Mon arrière-arrière-arrière-grand-mère Jeanne-Marie Bajard est née à Baudemont (Saône-et-Loire) le 4 novembre 1815. Au cours de sa longue existence, elle a croisé très régulièrement la Faucheuse, venue emporter l'un de ses proches. Mais elle a longtemps échappé à sa lame létale.

Carte ancienne du Brionnais ( région de La Clayette) où vécut Jeanne-Marie. Elle passa l'essentiel de sa vie à Baudemont et Varennes-sous-Dun.
Carte ancienne du Brionnais ( région de La Clayette) où vécut Jeanne-Marie. Elle passa l'essentiel de sa vie à Baudemont et Varennes-sous-Dun.

Jeanne-Marie est la troisième des quatre enfants de Benoît Bajard, cultivateur né à Gibles le 19 décembre 1776, qui épousa le 12 février 1809 Marie Roche. Un an plus tard, Marie se trouva enceinte de leur premier enfant, qui devait naître à l'automne. Et le 17 novembre 1810, les premières contractions commencèrent. Hélas, le cauchemar aussi. L'ombre de la Faucheuse planait, la créature immonde se rapprochait inexorablement ; la petite fille naquit morte. On ne lui donna même pas de prénom. Marie ne survécut pas à son accouchement et mourut le même jour.

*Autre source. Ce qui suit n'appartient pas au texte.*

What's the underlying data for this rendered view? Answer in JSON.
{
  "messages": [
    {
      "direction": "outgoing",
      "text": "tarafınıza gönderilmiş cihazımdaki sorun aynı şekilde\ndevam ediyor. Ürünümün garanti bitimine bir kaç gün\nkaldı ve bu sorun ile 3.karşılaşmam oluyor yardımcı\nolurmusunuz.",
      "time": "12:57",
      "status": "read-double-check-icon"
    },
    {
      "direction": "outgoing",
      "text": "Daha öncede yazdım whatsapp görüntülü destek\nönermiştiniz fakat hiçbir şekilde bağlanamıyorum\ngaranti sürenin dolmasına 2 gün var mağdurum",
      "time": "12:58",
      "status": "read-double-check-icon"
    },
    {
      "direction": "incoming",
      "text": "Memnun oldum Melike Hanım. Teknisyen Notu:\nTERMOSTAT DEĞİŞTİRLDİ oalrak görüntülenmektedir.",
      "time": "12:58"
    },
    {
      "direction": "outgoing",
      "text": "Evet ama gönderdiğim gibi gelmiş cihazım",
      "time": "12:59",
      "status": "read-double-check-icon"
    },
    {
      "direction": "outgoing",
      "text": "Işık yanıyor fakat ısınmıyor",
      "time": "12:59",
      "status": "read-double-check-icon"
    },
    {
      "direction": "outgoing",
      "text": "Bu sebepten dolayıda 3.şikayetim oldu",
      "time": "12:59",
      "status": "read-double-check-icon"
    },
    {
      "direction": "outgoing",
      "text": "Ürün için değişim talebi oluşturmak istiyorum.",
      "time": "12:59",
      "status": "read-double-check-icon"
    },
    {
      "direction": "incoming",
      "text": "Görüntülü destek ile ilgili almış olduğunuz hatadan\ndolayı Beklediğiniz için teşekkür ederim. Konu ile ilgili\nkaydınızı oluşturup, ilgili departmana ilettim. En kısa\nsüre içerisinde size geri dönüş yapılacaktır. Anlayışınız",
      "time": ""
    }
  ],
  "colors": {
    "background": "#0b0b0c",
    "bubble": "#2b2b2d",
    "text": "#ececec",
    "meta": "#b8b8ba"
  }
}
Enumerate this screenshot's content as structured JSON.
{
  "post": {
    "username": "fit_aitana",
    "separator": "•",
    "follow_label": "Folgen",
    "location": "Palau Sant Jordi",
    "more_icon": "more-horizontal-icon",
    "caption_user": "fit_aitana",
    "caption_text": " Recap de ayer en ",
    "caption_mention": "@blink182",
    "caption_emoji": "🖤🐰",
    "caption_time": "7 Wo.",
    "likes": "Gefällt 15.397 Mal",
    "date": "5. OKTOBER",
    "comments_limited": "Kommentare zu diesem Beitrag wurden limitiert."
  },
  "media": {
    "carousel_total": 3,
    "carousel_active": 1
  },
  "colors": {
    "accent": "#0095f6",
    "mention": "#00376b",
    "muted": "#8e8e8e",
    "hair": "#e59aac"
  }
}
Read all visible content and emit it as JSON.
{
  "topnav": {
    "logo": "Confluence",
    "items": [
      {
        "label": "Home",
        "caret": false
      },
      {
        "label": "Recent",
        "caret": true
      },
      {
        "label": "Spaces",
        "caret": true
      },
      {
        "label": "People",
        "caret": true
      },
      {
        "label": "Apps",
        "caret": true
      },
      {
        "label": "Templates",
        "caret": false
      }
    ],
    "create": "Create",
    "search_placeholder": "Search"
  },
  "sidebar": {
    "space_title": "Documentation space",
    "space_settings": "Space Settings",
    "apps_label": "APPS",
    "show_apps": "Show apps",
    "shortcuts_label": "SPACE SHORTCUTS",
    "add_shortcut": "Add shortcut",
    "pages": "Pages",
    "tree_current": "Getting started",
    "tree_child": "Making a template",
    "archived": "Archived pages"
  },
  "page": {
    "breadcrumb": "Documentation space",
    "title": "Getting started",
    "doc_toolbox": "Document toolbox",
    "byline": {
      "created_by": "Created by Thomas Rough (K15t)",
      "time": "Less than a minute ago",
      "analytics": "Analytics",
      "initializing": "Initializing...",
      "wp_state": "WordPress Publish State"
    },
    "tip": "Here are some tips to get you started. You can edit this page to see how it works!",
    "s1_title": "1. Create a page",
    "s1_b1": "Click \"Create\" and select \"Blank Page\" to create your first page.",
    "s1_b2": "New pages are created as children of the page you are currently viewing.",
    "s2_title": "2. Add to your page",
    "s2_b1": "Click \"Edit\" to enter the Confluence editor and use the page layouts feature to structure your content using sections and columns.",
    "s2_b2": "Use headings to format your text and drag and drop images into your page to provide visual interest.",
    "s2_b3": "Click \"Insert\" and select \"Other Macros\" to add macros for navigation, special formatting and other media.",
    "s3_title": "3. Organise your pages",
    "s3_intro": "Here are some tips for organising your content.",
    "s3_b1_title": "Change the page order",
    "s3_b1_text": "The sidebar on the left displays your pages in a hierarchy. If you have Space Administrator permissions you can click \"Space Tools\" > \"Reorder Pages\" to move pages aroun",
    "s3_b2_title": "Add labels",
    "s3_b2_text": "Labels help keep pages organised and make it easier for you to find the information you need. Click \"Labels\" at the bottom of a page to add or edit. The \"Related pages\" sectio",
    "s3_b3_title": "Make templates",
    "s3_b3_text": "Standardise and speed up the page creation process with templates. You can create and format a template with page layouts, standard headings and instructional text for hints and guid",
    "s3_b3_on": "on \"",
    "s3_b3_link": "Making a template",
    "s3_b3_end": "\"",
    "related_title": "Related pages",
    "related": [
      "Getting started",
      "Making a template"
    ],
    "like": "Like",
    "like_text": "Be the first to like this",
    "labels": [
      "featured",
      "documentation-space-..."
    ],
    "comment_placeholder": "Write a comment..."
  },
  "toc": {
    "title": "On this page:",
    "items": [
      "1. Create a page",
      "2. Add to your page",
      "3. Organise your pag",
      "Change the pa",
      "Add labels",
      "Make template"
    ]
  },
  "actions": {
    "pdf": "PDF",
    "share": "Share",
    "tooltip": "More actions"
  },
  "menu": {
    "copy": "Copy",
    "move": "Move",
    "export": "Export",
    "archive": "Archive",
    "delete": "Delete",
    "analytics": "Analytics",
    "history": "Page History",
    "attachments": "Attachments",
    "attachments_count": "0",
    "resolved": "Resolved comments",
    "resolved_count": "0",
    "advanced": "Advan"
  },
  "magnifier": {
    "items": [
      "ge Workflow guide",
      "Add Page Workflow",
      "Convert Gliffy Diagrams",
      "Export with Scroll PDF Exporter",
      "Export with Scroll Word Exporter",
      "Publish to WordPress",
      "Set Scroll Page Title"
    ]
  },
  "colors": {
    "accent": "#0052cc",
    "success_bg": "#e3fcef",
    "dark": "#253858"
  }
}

Acte de naissance de Jeanne-Marie ( source: site des Archives départementales de Saône-et-Loire)
Acte de naissance de Jeanne-Marie ( source: site des Archives départementales de Saône-et-Loire)

Quelques mois plus tard, le 5 juin 1811, Benoît Bajard épouse en secondes noces Jeannette Gayot, née à Mussy-sous-Dun le 2 janvier 1786. Elle est la fille de Jean Gayot, cultivateur à Mussy, et d'Antoinette Janet, décédée. Le couple a deux fils : François ( né en 1812) et Claude ( né en 1814) , avant d'accueillir Jeanne-Marie. Une deuxième fille, Benoîte, rejoint la fratrie en septembre 1817. La famille, qu'ils espèrent très nombreuse, vit à Baudemont, et se compose de quatre enfants éclatants de santé ( les trois aînés deviendront octogénaires). Vers 1818, ils déménagent et s'installent à Mussy, où le père travaille comme fermier. Hélas, tout enfant encore, Jeanne-Marie sentira s'approcher l'ombre menaçante de la Camarde, son haleine de soufre lui murmurant au passage : '' je ne viens pas pour toi, ce n'est pas encore ton heure.'' Elle sentira passer, tout près d'elle, le souffle de sa lame grinçante et aiguisée venue faucher l'âme de son père. Benoît Bajard quitte ce monde le 25 mars 1819, à seulement quarante-deux ans. C'est son beau-frère, André Laroche, qui déclare le décès et signe l'acte. Jeanne-Marie n'avait que trois ans et demi.




Acte de décès de Benoît Bajard ( source: idem)
Acte de décès de Benoît Bajard ( source: idem)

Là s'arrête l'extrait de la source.